The desire to get more eyes on the films had the added benefit of getting that expanded audience to smaller filmmakers, too.
“The filmmakers were able to send the film through Rev, create their own captions, and not even worry about deliverables that their distributor was going to provide. “
This move reduced workflow obstacles to getting captions that small teams may not have otherwise invested in doing before. The Festival was a demonstration of what’s possible when tools like Rev are fully utilized to welcome more people into the world of film while reducing the burden on skeleton crews who already have so much on their plate.
How to create accessible films – on a budget
Yes, you could have your internal teams do the captioning, but this is an incredible misuse of talent. Rev’s teams provide captions and foreign language subtitles with speed and accuracy, and they can work with your timeline to ensure a quality result in time for the day of your premiere.
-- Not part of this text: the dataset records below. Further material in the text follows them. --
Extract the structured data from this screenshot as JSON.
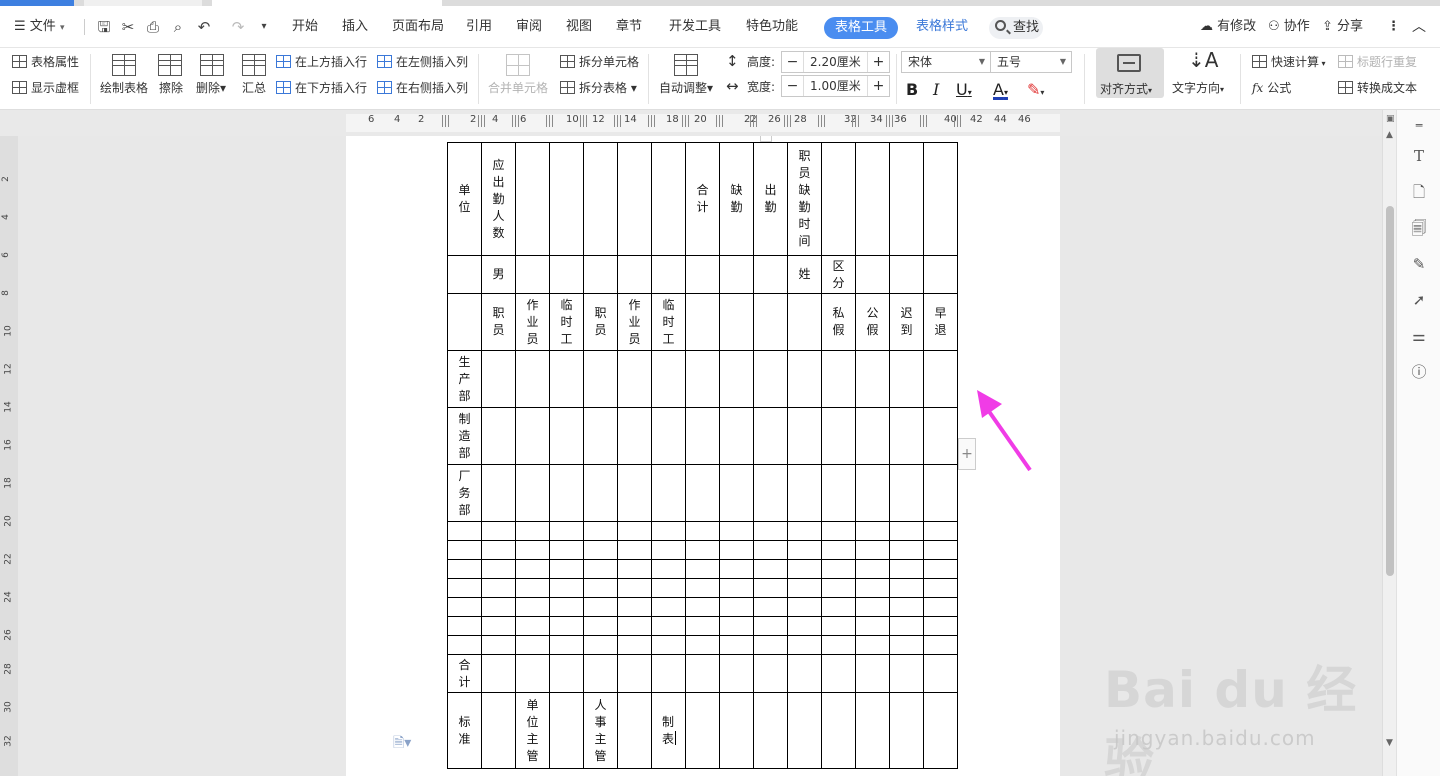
{
  "menubar": {
    "file": "文件",
    "tabs": [
      "开始",
      "插入",
      "页面布局",
      "引用",
      "审阅",
      "视图",
      "章节",
      "开发工具",
      "特色功能"
    ],
    "active_tab": "表格工具",
    "style_tab": "表格样式",
    "search": "查找",
    "has_changes": "有修改",
    "collaborate": "协作",
    "share": "分享"
  },
  "ribbon": {
    "table_props": "表格属性",
    "show_grid": "显示虚框",
    "draw_table": "绘制表格",
    "erase": "擦除",
    "delete": "删除",
    "summary": "汇总",
    "insert_above": "在上方插入行",
    "insert_below": "在下方插入行",
    "insert_left": "在左侧插入列",
    "insert_right": "在右侧插入列",
    "merge_cells": "合并单元格",
    "split_cells": "拆分单元格",
    "split_table": "拆分表格",
    "auto_adjust": "自动调整",
    "height_label": "高度:",
    "height_value": "2.20厘米",
    "width_label": "宽度:",
    "width_value": "1.00厘米",
    "font_name": "宋体",
    "font_size": "五号",
    "align": "对齐方式",
    "text_direction": "文字方向",
    "quick_calc": "快速计算",
    "formula": "公式",
    "repeat_header": "标题行重复",
    "to_text": "转换成文本",
    "colors": {
      "font_color": "#1f3fb4",
      "highlight": "#e03030",
      "accent": "#4a8df0"
    }
  },
  "ruler": {
    "numbers": [
      "6",
      "4",
      "2",
      "2",
      "4",
      "6",
      "10",
      "12",
      "14",
      "18",
      "20",
      "22",
      "26",
      "28",
      "32",
      "34",
      "36",
      "40",
      "42",
      "44",
      "46"
    ]
  },
  "vruler": {
    "numbers": [
      "2",
      "4",
      "6",
      "8",
      "10",
      "12",
      "14",
      "16",
      "18",
      "20",
      "22",
      "24",
      "26",
      "28",
      "30",
      "32"
    ]
  },
  "table": {
    "header1": {
      "unit": "单位",
      "should_attend": "应出勤人数",
      "total": "合计",
      "absent": "缺勤",
      "present": "出勤",
      "absence_time": "职员缺勤时间"
    },
    "header2": {
      "male": "男",
      "name": "姓",
      "category": "区分"
    },
    "header3": {
      "staff1": "职员",
      "worker1": "作业员",
      "temp1": "临时工",
      "staff2": "职员",
      "worker2": "作业员",
      "temp2": "临时工",
      "personal_leave": "私假",
      "public_leave": "公假",
      "late": "迟到",
      "early_leave": "早退"
    },
    "departments": [
      "生产部",
      "制造部",
      "厂务部"
    ],
    "total_row": "合计",
    "footer": {
      "standard": "标准",
      "unit_supervisor": "单位主管",
      "hr_supervisor": "人事主管",
      "prepared_by": "制表"
    }
  },
  "watermark": {
    "brand": "Bai du 经验",
    "url": "jingyan.baidu.com"
  }
}
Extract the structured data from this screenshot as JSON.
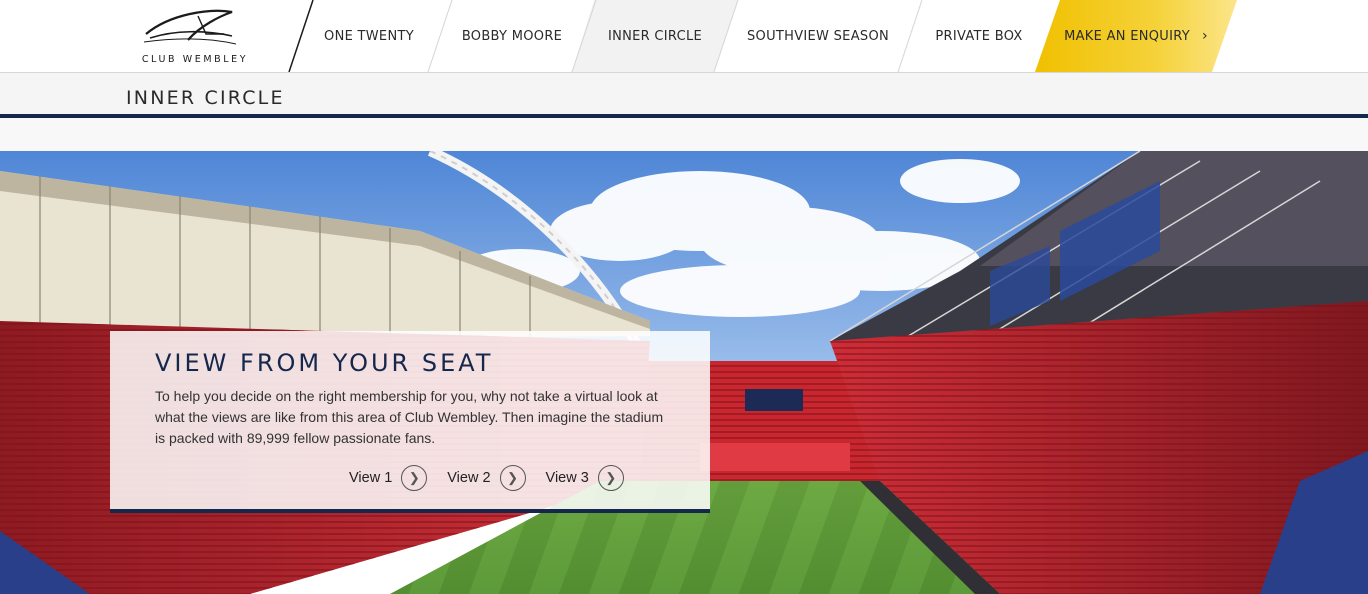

Rev is the choice of film festivals and studios worldwide, as they know the unique challenges of the film industry and are sensitive to just how big of a role accessibility plays in a film’s success. They can help you create the workflows needed to add captions without adding to your timeline. Text files will meet standards set by the big streaming platforms and distributors alike.
What happens now?
Making your content accessible is the right thing to do, and, in some cases, it may also be the law. For small filmmakers, it’s easy to understand the resistance to overdelivering with content, especially on such a tight budget. It’s just a matter of time, however, before the film will need to be captioned and accessible in all forms, not just to meet the current requirements of streaming platforms and many film festivals.
Fortunately, getting up to speed quickly and cheaply can happen. Post-production hacks like using Rev for transcription and captioning can free you up to focus on other things (like marketing) and earn you the reputation of looking out for all audiences. After all, when you’re building a community, it doesn’t matter how big you are, just that you stand behind your project and share it with the world.